Ganapathy Suthakar, Li Ping, Fagman Johan, Yu Tianqi, Lafontant Jean, Zhang Guojun, Chen Changyan
Center for Drug Development, Northeastern University, Boston, USA.
The First Affiliated Hospital, Zhengzhou University, Zhengzhou, China; The Institute of Clinic Sciences, Sahlgrenska Academy, Gothenburg, Sweden.
Toxicol Appl Pharmacol. 2016 Sep 1;306:98-104. doi: 10.1016/j.taap.2016.07.009. Epub 2016 Jul 15.
In drinking water and in workplace or living environments, low doses of arsenic can exist and operate as a potent carcinogen. Due to insufficient understanding and information on the pervasiveness of environmental exposures to arsenic, there is an urgent need to elucidate the underlying molecular mechanisms of arsenic regarding its carcinogenic effect on human health. In this study, we demonstrate that low doses of arsenic exposure mitigate or mask p53 function and further perturb intracellular redox state, which triggers persistent endoplasmic reticulum (ER) stress and activates UPR (unfolded protein response), leading to transformation or tumorigenesis. Thus, the results suggest that low doses of arsenic exposure, through attenuating p53-regulated tumor suppressive function, change the state of intracellular redox and create a microenvironment for tumorigenesis. Our study also provides the information for designing more effective strategies to prevent or treat human cancers initiated by arsenic exposure.

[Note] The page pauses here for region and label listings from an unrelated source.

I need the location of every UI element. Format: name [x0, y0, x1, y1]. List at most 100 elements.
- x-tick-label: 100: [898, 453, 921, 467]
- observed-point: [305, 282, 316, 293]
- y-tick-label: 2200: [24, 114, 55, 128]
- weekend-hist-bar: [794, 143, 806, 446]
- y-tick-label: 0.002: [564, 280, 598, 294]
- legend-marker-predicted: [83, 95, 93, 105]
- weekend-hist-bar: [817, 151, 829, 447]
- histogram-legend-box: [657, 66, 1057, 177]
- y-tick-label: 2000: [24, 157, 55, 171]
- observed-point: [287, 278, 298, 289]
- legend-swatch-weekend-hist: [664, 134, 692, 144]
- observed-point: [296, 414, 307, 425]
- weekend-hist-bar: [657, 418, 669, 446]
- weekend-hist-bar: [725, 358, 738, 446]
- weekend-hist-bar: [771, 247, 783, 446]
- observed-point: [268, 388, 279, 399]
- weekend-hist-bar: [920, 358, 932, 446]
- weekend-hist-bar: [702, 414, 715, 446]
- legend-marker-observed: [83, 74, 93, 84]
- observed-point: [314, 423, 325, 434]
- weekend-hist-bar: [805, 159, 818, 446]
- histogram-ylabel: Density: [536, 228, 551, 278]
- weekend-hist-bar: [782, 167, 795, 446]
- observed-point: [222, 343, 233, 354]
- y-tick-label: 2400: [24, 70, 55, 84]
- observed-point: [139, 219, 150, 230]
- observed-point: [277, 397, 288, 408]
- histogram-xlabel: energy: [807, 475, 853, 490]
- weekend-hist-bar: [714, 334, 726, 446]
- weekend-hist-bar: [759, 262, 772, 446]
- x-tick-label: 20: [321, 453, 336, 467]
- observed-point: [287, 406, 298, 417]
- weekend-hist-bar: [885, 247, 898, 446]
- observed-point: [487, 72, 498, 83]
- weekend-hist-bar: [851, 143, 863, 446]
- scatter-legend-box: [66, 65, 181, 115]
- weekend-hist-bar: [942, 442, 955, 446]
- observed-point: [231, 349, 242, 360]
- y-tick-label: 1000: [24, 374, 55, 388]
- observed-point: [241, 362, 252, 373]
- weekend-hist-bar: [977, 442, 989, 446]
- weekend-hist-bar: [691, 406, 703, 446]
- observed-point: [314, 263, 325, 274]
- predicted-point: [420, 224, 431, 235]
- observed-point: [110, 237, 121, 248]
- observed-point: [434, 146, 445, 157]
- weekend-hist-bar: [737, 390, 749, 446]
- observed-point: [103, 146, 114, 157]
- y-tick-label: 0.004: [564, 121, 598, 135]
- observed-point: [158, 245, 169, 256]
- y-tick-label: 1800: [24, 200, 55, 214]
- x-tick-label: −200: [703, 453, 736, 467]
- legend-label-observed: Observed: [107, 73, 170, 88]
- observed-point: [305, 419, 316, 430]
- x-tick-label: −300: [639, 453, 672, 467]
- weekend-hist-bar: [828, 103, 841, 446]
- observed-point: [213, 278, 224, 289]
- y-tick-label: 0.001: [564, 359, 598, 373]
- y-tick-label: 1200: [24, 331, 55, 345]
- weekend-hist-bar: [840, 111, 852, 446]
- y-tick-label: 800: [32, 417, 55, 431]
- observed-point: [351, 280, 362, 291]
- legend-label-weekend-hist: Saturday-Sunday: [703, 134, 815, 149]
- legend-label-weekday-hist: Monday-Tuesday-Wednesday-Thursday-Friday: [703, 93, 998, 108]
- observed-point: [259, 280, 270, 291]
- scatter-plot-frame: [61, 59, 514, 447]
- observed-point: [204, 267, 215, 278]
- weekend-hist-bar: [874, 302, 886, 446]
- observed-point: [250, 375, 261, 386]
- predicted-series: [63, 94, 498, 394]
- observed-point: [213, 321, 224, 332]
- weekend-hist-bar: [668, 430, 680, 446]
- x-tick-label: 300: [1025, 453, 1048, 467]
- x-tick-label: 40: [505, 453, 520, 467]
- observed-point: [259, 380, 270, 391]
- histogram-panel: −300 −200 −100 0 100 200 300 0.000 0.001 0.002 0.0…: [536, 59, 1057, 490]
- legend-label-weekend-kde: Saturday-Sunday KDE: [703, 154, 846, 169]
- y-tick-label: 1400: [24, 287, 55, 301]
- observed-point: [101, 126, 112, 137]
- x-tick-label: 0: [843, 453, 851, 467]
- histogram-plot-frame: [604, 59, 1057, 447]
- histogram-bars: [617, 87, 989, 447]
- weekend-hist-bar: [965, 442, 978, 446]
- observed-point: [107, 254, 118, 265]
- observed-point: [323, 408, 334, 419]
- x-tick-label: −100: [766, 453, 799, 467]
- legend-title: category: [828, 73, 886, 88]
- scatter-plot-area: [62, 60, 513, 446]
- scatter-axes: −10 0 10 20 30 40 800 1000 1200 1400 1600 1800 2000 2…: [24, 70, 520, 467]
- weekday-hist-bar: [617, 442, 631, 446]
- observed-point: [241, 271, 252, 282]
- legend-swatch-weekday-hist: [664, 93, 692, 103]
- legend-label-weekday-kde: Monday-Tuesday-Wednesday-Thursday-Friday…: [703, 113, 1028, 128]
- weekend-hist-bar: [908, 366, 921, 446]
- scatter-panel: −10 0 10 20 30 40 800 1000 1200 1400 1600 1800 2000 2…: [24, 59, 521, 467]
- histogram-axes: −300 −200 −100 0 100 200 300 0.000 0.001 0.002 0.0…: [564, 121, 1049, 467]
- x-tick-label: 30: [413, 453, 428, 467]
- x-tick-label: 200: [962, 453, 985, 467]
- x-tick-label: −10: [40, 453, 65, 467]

在饮用水以及工作场所或生活环境中,低剂量的砷能够存在并作为一种强效致癌物发挥作用。由于对环境中砷暴露的普遍性认识不足且相关信息匮乏,迫切需要阐明砷对人类健康致癌作用的潜在分子机制。在本研究中,我们证明低剂量的砷暴露会减轻或掩盖p53功能,并进一步扰乱细胞内氧化还原状态,从而引发持续性内质网(ER)应激并激活未折叠蛋白反应(UPR),进而导致细胞转化或肿瘤发生。因此,研究结果表明,低剂量的砷暴露通过减弱p53调节的肿瘤抑制功能,改变细胞内氧化还原状态,为肿瘤发生创造了微环境。我们的研究还为设计更有效的策略来预防或治疗由砷暴露引发的人类癌症提供了信息。